Un jour où Saïlentil était sorti essayer le bateau en pleine mer, une compagnie de chasseurs de démons se présenta à la maison. Son chef, un dénommé "colonel Macross" (un elfe dont la main gauche était une prothèse en ivoire, et qui se prétendait cousin de Saïlentil), réclama le palantir cassé, dont l’étrange pouvoir serait utile à la compagnie dans sa mission de protection du contribuable moyen. Suelenewing le laissa gentiment débiter son discours préfabriqué, en gros "heureusement que nous suons sang et eau pour que vous puissiez dormir avec votre petit mari dans votre nuisette en dentelle blanche, ou préférez-vous le satin noir ?". Après quoi elle le flanqua dehors à coups de balai [7], en lui conseillant de ne pas insister.
Il insista quand même.

Profitant d’une absence de Saïlentil, qui pour rappel, avait un emploi et devait bien sacrifier à Oboulos de temps en temps, il revint en armes avec toute sa compagnie. Constatant que l’éclat de l’acier rutilant n’impressionnait guère Suelenewing, il se résolut à lui prendre le palantir de Saïlentil par la force. La jeune femme n’eut que le temps de saisir l’objet et de sauter par la fenêtre. Elle courut jusqu’au chantier naval, aidée dans sa fuite par le fait que même des chasseurs de démons entraînés ont toujours un peu de mal à cavaler avec trente kilos d’acier sur le dos (cinquante pour la belle armure de Macross).
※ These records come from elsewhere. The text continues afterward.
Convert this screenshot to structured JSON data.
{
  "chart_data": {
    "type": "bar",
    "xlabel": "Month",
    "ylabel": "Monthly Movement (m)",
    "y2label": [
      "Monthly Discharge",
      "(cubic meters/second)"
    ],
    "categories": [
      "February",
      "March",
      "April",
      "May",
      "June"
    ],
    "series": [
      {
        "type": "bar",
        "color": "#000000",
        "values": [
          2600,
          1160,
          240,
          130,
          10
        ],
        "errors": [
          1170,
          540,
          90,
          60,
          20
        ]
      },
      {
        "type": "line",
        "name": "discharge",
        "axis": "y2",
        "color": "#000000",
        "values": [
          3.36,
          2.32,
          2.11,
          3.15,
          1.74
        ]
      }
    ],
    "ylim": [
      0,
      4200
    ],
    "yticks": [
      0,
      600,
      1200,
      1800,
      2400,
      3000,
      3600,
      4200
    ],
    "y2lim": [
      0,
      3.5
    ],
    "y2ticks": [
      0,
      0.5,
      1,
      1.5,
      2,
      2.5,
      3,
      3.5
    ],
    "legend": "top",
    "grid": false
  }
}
Là, elle retrouva Saïlentil, lui expliqua la situation, et tous deux embarquèrent à bord de leur navire un peu plus tôt que prévu.

A ce point, l’Histoire perd leur trace. On suppose qu’ils se rendirent compte un peu tard qu’ils avaient oublié les enfants.
La Légende prend le relais. On raconte que contrairement à tous les explorateurs mandatés, Saïlentil et Suelenewing trouvèrent la terre natale de leurs ancêtres, lesquels les trouvèrent vite sympas mais un peu lourds. Ils transformèrent donc leur bateau en aéronef de haute altitude, et depuis, le couple sillonne le ciel sans relâche, ne redescendant qu’une fois de temps en temps pour faire le plein et une petite révision. On dit aussi que si, par une nuit très calme, vous entendez comme un bourdonnement, c’est le palantir de Saïlentil qui passe au-dessus de votre tête. Vérifiez qu’il n’y a pas de morts-vivants dans les parages [8].

Vue d’artiste de Saïlentil et Suelenewing parcourant les cieux

Pour en revenir aux faits documentés, Macross était effectivement un cousin un peu éloigné de Saïlentil. C’est pourquoi, trouvant Hellrose et Patapon cachés dans une armoire, il ne les confia pas à l’orphelinat du Temple des Nombreux Dieux, mais à un membre de la famille. En l’occurrence, son jeune frère Magloire, qui fut absolument ravi d’avoir deux enfants pour égayer la grande maison triste où il vivait seul. Elevés comme des rois, les garçons décidèrent d’être des rois pour de vrai, chacun à sa manière. Hellrose l’impulsif découvrit une île où il fonda sa propre nation ; Patapon le réfléchi joua le rôle que l’on sait dans la Guerre du Piano Unique.

Encore un coup du destin. Si Macross n’avait pas cherché à voler le palantir de leur père, ils auraient sans doute été de modestes artisans d’Alaykjdu. Le seul point positif de cette hypothèse, c’est que Magloire n’aurait pas eu l’occasion de leur transmettre ses goûts vestimentaires désastreux. Mais pour citer Porsank’wen, le premier d’entre nous, qui fut un grand philosophe : "On ne peut pas tout avoir."

Nak’hua Thorp


[1C’était une Durandil.

[2Ai-je dit que c’était une Durandil ?

[3Bon, d’accord, presque sans autre moyen de subsistance.

[4Allez être gai et enjoué quand vous étiez héritier d’un royaume elfique et que par un caprice de ce coquin de sort, vous vous retrouvez épicier à Glargh.

[5C’était la petite-fille de Miss Meuldor, quand même.

[6Pourquoi un tuyau en fer traînait-il dans la cuisine ? Mystère.

[7Moins efficace que le tuyau en fer, mais parfaitement suffisant pour la circonstance.

[8A moins que vous ne soyez vous-même un mort-vivant, ce qui vous dispense de cette formalité.